PM O'Sullivan meets Justin McCarthy: The Cork hurler who was every boy’s hero

There exists a default description of Justin McCarthy as a dour, aloof man. My experience ends up the exact opposite. I think he was a man before his time, sure of his ability and strikingly handsome
PM O'Sullivan meets Justin McCarthy: The Cork hurler who was every boy’s hero

Justin McCarthy at his home in Rochestown, Cork. Picture Dan Linehan

Justin McCarthy is talking about photography. His sitting room fascinates, one in which career memorabilia are arranged in low key but arresting fashion. There hangs a framed Cork jersey, number 8. There stand mementoes from teams with whom he worked, plaques from Ballygarvan and Ballymartle and Shamrocks of Ringaskiddy, photos of jubilant Cashel King Cormacs players. There is a painting of Whitepark Bay in North Antrim, gifted to him in thanks for his time with that county’s hurlers.

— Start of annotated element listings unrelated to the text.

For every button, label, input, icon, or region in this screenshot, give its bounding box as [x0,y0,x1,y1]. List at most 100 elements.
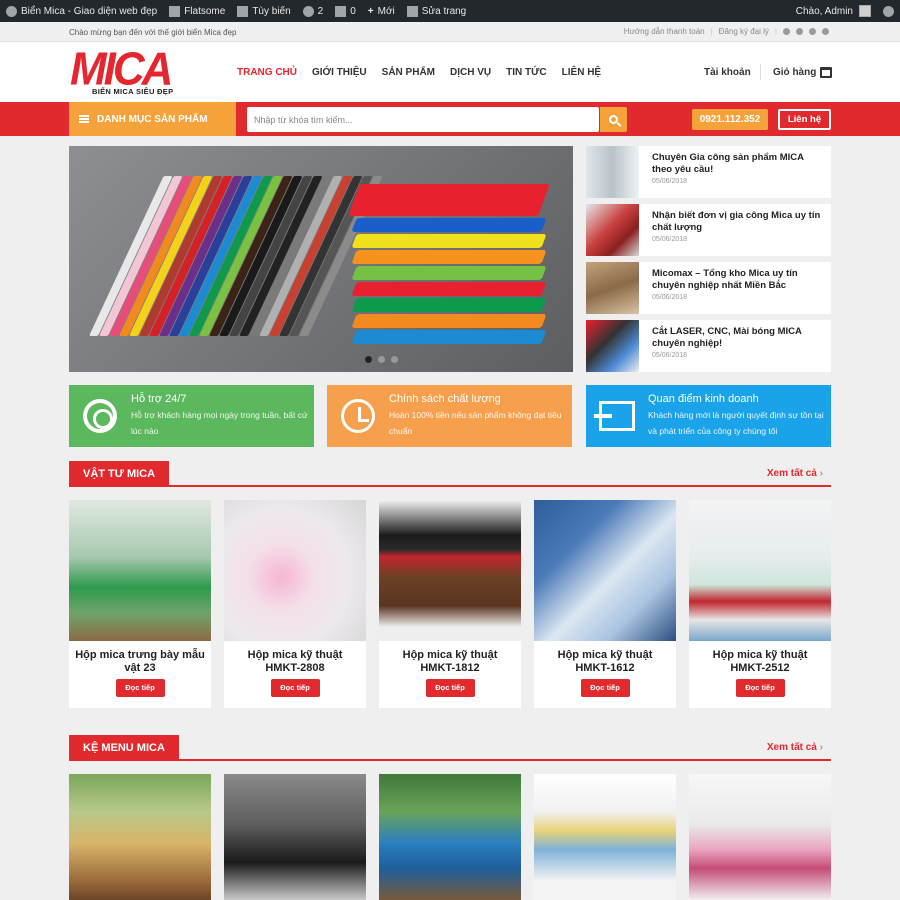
admin-site-link[interactable]: Biển Mica - Giao diện web đẹp [6,5,158,17]
news-title: Cắt LASER, CNC, Mài bóng MICA chuyên ngh… [652,326,802,349]
email-icon[interactable] [822,28,829,35]
instagram-icon[interactable] [796,28,803,35]
updates-icon [302,5,314,17]
search-button[interactable] [600,107,627,132]
admin-new-link[interactable]: + Mới [368,6,395,17]
product-image[interactable] [224,774,366,900]
admin-theme-link[interactable]: Flatsome [169,5,225,17]
product-card[interactable]: Hộp mica kỹ thuật HMKT-2512 Đọc tiếp [689,500,831,708]
news-date: 05/06/2018 [652,352,688,359]
phone-button[interactable]: 0921.112.352 [692,109,768,130]
admin-greeting[interactable]: Chào, Admin [796,6,853,17]
pencil-icon [406,5,418,17]
hero-slider[interactable] [69,146,573,372]
chevron-right-icon: › [819,468,823,479]
product-card[interactable]: Hộp mica kỹ thuật HMKT-1612 Đọc tiếp [534,500,676,708]
admin-comments-count: 0 [350,5,356,17]
admin-updates-link[interactable]: 2 [302,5,323,17]
cart-link[interactable]: Giỏ hàng [773,67,833,78]
news-item[interactable]: Nhận biết đơn vị gia công Mica uy tín ch… [586,204,831,256]
account-link[interactable]: Tài khoản [704,67,751,78]
view-all-link[interactable]: Xem tất cả › [767,742,823,753]
news-item[interactable]: Cắt LASER, CNC, Mài bóng MICA chuyên ngh… [586,320,831,372]
view-all-label: Xem tất cả [766,742,817,753]
comment-icon [335,5,347,17]
search-icon[interactable] [883,5,894,17]
slider-dots [365,356,398,363]
read-more-button[interactable]: Đọc tiếp [270,679,320,697]
feature-title: Hỗ trợ 24/7 [131,393,187,405]
nav-about[interactable]: GIỚI THIỆU [312,67,367,78]
product-card[interactable]: Hộp mica trưng bày mẫu vật 23 Đọc tiếp [69,500,211,708]
product-card[interactable]: Hộp mica kỹ thuật HMKT-2808 Đọc tiếp [224,500,366,708]
avatar[interactable] [859,5,871,17]
feature-desc: Hoàn 100% tiền nếu sản phẩm không đạt ti… [389,410,562,436]
news-item[interactable]: Chuyên Gia công sản phẩm MICA theo yêu c… [586,146,831,198]
product-image [379,500,521,641]
news-date: 05/06/2018 [652,178,688,185]
read-more-button[interactable]: Đọc tiếp [580,679,630,697]
agent-register-link[interactable]: Đăng ký đại lý [719,27,769,36]
divider: | [774,27,777,36]
section-header-menu-stands: KỆ MENU MICA Xem tất cả › [69,735,831,761]
slider-dot[interactable] [378,356,385,363]
read-more-button[interactable]: Đọc tiếp [425,679,475,697]
payment-guide-link[interactable]: Hướng dẫn thanh toán [624,27,705,36]
nav-services[interactable]: DỊCH VỤ [450,67,491,78]
cart-label: Giỏ hàng [773,67,817,78]
admin-site-label: Biển Mica - Giao diện web đẹp [21,5,158,17]
news-title: Nhận biết đơn vị gia công Mica uy tín ch… [652,210,821,233]
feature-title: Quan điểm kinh doanh [648,393,759,405]
welcome-text: Chào mừng bạn đến với thế giới biển Mica… [69,28,237,37]
slider-dot[interactable] [365,356,372,363]
product-card[interactable]: Hộp mica kỹ thuật HMKT-1812 Đọc tiếp [379,500,521,708]
facebook-icon[interactable] [783,28,790,35]
product-image [224,500,366,641]
site-header: MICA BIỂN MICA SIÊU ĐẸP TRANG CHỦ GIỚI T… [0,42,900,102]
view-all-link[interactable]: Xem tất cả › [767,468,823,479]
product-name: Hộp mica kỹ thuật HMKT-1612 [557,649,653,674]
admin-edit-link[interactable]: Sửa trang [406,5,466,17]
read-more-button[interactable]: Đọc tiếp [735,679,785,697]
product-name: Hộp mica kỹ thuật HMKT-2808 [247,649,343,674]
section-title: KỆ MENU MICA [69,735,179,761]
contact-button[interactable]: Liên hệ [778,109,831,130]
nav-news[interactable]: TIN TỨC [506,67,547,78]
news-date: 05/06/2018 [652,236,688,243]
nav-home[interactable]: TRANG CHỦ [237,67,297,78]
site-logo[interactable]: MICA BIỂN MICA SIÊU ĐẸP [70,46,182,98]
news-thumbnail [586,204,639,256]
news-item[interactable]: Micomax – Tổng kho Mica uy tín chuyên ng… [586,262,831,314]
admin-comments-link[interactable]: 0 [335,5,356,17]
search-input[interactable]: Nhập từ khóa tìm kiếm... [247,107,599,132]
product-name: Hộp mica trưng bày mẫu vật 23 [75,649,205,674]
product-image[interactable] [69,774,211,900]
brush-icon [237,5,249,17]
twitter-icon[interactable] [809,28,816,35]
clock-icon [341,399,375,433]
top-bar: Chào mừng bạn đến với thế giới biển Mica… [0,22,900,42]
product-image[interactable] [379,774,521,900]
slide-stack-image [348,176,550,356]
product-image [69,500,211,641]
feature-title: Chính sách chất lượng [389,393,501,405]
nav-contact[interactable]: LIÊN HỆ [562,67,601,78]
category-menu-button[interactable]: DANH MỤC SẢN PHẨM [69,102,236,136]
section-header-materials: VẬT TƯ MICA Xem tất cả › [69,461,831,487]
admin-new-label: Mới [377,5,395,17]
admin-bar: Biển Mica - Giao diện web đẹp Flatsome T… [0,0,900,22]
category-menu-label: DANH MỤC SẢN PHẨM [97,113,208,125]
slider-dot[interactable] [391,356,398,363]
login-icon [594,401,635,431]
product-image[interactable] [534,774,676,900]
admin-customize-link[interactable]: Tùy biến [237,5,291,17]
main-nav: TRANG CHỦ GIỚI THIỆU SẢN PHẨM DỊCH VỤ TI… [237,67,601,78]
search-placeholder: Nhập từ khóa tìm kiếm... [254,115,353,125]
read-more-button[interactable]: Đọc tiếp [115,679,165,697]
wordpress-icon [6,5,17,17]
chevron-right-icon: › [819,742,823,753]
feature-quality: Chính sách chất lượng Hoàn 100% tiền nếu … [327,385,572,447]
news-thumbnail [586,262,639,314]
nav-products[interactable]: SẢN PHẨM [382,67,435,78]
product-image[interactable] [689,774,831,900]
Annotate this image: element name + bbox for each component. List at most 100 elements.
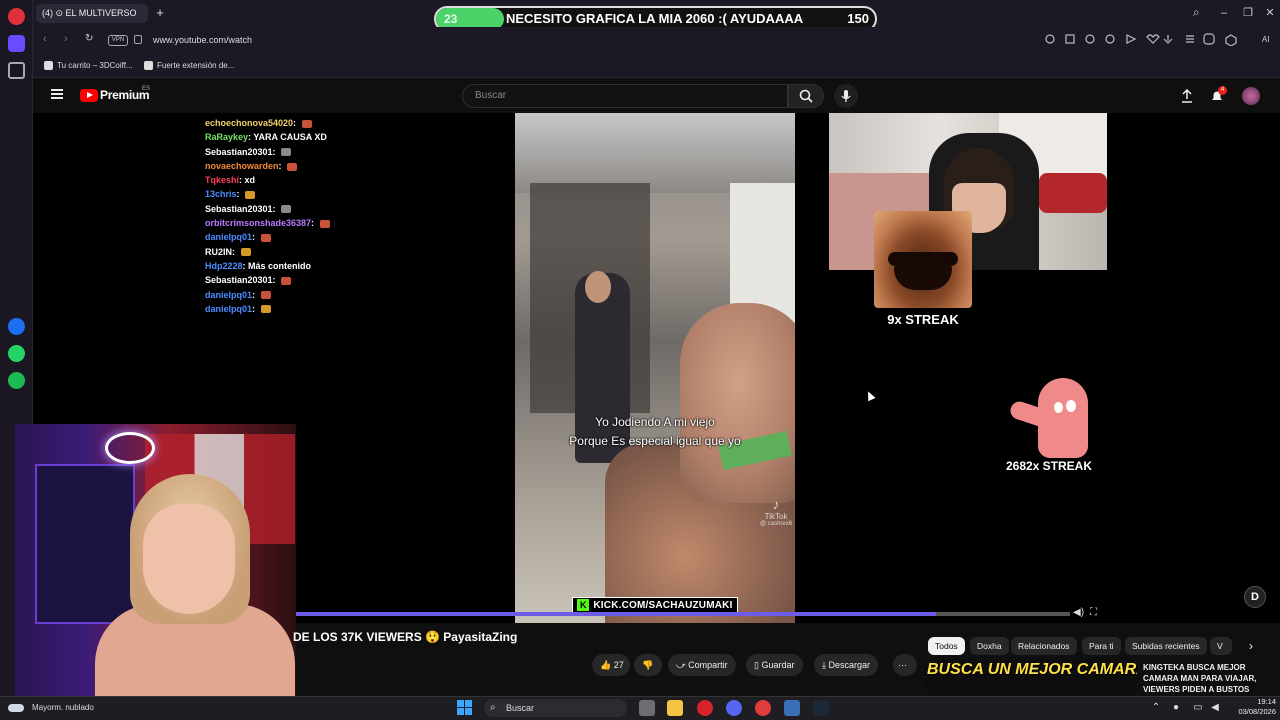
chat-message: Tqkeshi: xd [205, 173, 385, 187]
opera-icon[interactable] [697, 700, 713, 716]
extension-icons[interactable] [1044, 32, 1249, 47]
reload-icon[interactable]: ↻ [85, 33, 93, 44]
fullscreen-icon[interactable]: ⛶ [1090, 607, 1097, 618]
chat-username[interactable]: echoechonova54020 [205, 118, 293, 128]
overlay-webcam [15, 424, 296, 710]
streak-label-1: 9x STREAK [887, 312, 959, 327]
minimize-button[interactable]: – [1214, 5, 1234, 21]
bookmark-star-icon[interactable] [8, 62, 25, 79]
tiktok-icon: ♪ [772, 496, 780, 512]
close-button[interactable]: ✕ [1260, 5, 1280, 21]
search-button[interactable] [788, 84, 824, 108]
chat-username[interactable]: Sebastian20301 [205, 204, 273, 214]
tray-volume-icon[interactable]: ◀ [1209, 702, 1221, 714]
weather-widget[interactable]: Mayorm. nublado [8, 703, 94, 712]
new-tab-button[interactable]: + [152, 5, 168, 21]
avatar[interactable] [1242, 87, 1260, 105]
favicon-icon [44, 61, 53, 71]
file-explorer-icon[interactable] [667, 700, 683, 716]
youtube-logo-icon[interactable] [80, 89, 98, 102]
subtitle-line-2: Porque Es especial igual que yo [569, 434, 741, 448]
maximize-button[interactable]: ❐ [1238, 5, 1258, 21]
like-count: 27 [613, 660, 624, 670]
tiktok-handle: @ cashrex6 [760, 521, 793, 527]
chip-for-you[interactable]: Para ti [1082, 637, 1121, 655]
messenger-icon[interactable] [8, 318, 25, 335]
settings-icon[interactable] [784, 700, 800, 716]
url-field[interactable]: www.youtube.com/watch [153, 31, 573, 49]
chat-username[interactable]: 13chris [205, 189, 237, 199]
ai-sidebar-button[interactable]: AI [1262, 35, 1270, 44]
chip-all[interactable]: Todos [928, 637, 965, 655]
recommended-title[interactable]: KINGTEKA BUSCA MEJOR CAMARA MAN PARA VIA… [1143, 662, 1278, 695]
forward-icon[interactable]: › [64, 33, 68, 45]
chip-recent-uploads[interactable]: Subidas recientes [1125, 637, 1207, 655]
chat-message: Sebastian20301: [205, 273, 385, 287]
chat-username[interactable]: Tqkeshi [205, 175, 239, 185]
chat-username[interactable]: danielpq01 [205, 232, 252, 242]
bookmark-item[interactable]: Fuerte extensión de... [144, 58, 234, 73]
chat-emote-icon [287, 162, 298, 171]
share-icon: ⤻ [676, 660, 686, 670]
chat-separator: : [272, 275, 279, 286]
share-button[interactable]: ⤻ Compartir [668, 654, 736, 676]
thumbnail-text: BUSCA UN MEJOR CAMARA MAN [927, 661, 1137, 678]
chat-username[interactable]: Hdp2228 [205, 261, 243, 271]
weather-label: Mayorm. nublado [32, 703, 94, 712]
taskbar-search[interactable]: Buscar [484, 699, 627, 717]
chat-username[interactable]: RaRaykey [205, 132, 248, 142]
chat-message: RU2IN: [205, 245, 385, 259]
chat-emote-icon [240, 248, 251, 257]
tray-monitor-icon[interactable]: ▭ [1192, 702, 1204, 714]
tray-chevron-icon[interactable]: ⌃ [1150, 702, 1162, 714]
thumb-down-icon: 👎 [642, 660, 654, 670]
chat-emote-icon [319, 219, 330, 228]
microphone-icon [841, 90, 851, 102]
opera-logo-icon[interactable] [8, 8, 25, 25]
download-button[interactable]: ⤓ Descargar [814, 654, 879, 676]
dislike-button[interactable]: 👎 [634, 654, 662, 676]
chat-message: Hdp2228: Más contenido [205, 259, 385, 273]
app-icon[interactable] [755, 700, 771, 716]
task-view-icon[interactable] [639, 700, 655, 716]
home-icon[interactable] [8, 35, 25, 52]
back-icon[interactable]: ‹ [43, 33, 47, 45]
like-button[interactable]: 👍 27 [592, 654, 630, 676]
chip-related[interactable]: Relacionados [1011, 637, 1077, 655]
microphone-button[interactable] [834, 84, 858, 108]
chat-username[interactable]: Sebastian20301 [205, 147, 273, 157]
chevron-right-icon[interactable]: › [1243, 638, 1259, 654]
chat-username[interactable]: novaechowarden [205, 161, 279, 171]
steam-icon[interactable] [813, 700, 829, 716]
patrick-eye [1054, 402, 1063, 413]
chip-more[interactable]: V [1210, 637, 1232, 655]
clock[interactable]: 19:14 03/08/2026 [1226, 697, 1276, 717]
chat-username[interactable]: danielpq01 [205, 290, 252, 300]
whatsapp-icon[interactable] [8, 345, 25, 362]
discord-icon[interactable] [726, 700, 742, 716]
bookmark-item[interactable]: Tu carrito – 3DCoiff... [44, 58, 133, 73]
tray-mic-icon[interactable]: ● [1170, 702, 1182, 714]
d-badge[interactable]: D [1244, 586, 1266, 608]
extension-toolbar [1044, 32, 1249, 47]
chat-username[interactable]: Sebastian20301 [205, 275, 273, 285]
chip-doxha[interactable]: Doxha [970, 637, 1009, 655]
save-button[interactable]: ▯ Guardar [746, 654, 803, 676]
search-input[interactable]: Buscar [462, 84, 788, 108]
spotify-icon[interactable] [8, 372, 25, 389]
chat-username[interactable]: RU2IN [205, 247, 232, 257]
recommended-thumbnail[interactable]: BUSCA UN MEJOR CAMARA MAN [925, 660, 1137, 690]
more-actions-button[interactable]: ··· [893, 654, 917, 676]
chat-text: YARA CAUSA XD [253, 132, 327, 143]
tab-active[interactable]: (4) ⊙ EL MULTIVERSO [36, 4, 148, 23]
chat-message: Sebastian20301: [205, 202, 385, 216]
chat-emote-icon [260, 305, 271, 314]
tab-search-icon[interactable]: ⌕ [1193, 5, 1200, 20]
menu-icon[interactable] [51, 89, 63, 99]
start-button[interactable] [457, 700, 473, 716]
chat-username[interactable]: danielpq01 [205, 304, 252, 314]
chat-username[interactable]: orbitcrimsonshade36387 [205, 218, 311, 228]
volume-icon[interactable]: ◀) [1073, 607, 1084, 618]
vpn-badge[interactable]: VPN [108, 35, 128, 46]
upload-button[interactable] [1180, 88, 1194, 109]
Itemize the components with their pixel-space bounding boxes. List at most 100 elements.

Yet I am struck equally by a couple of landscape photographs on the wall. McCarthy made himself a highly accomplished lensman. One shows round bales under a flurry of clouds that seem no more than a few yards above the shorn field. “Taken two fields back from the house here,” he notes. “When I shot it, I felt I could have reached out and pulled the clouds down onto the ground. They were woolly. Five minutes later, they had gone back up in the sky.”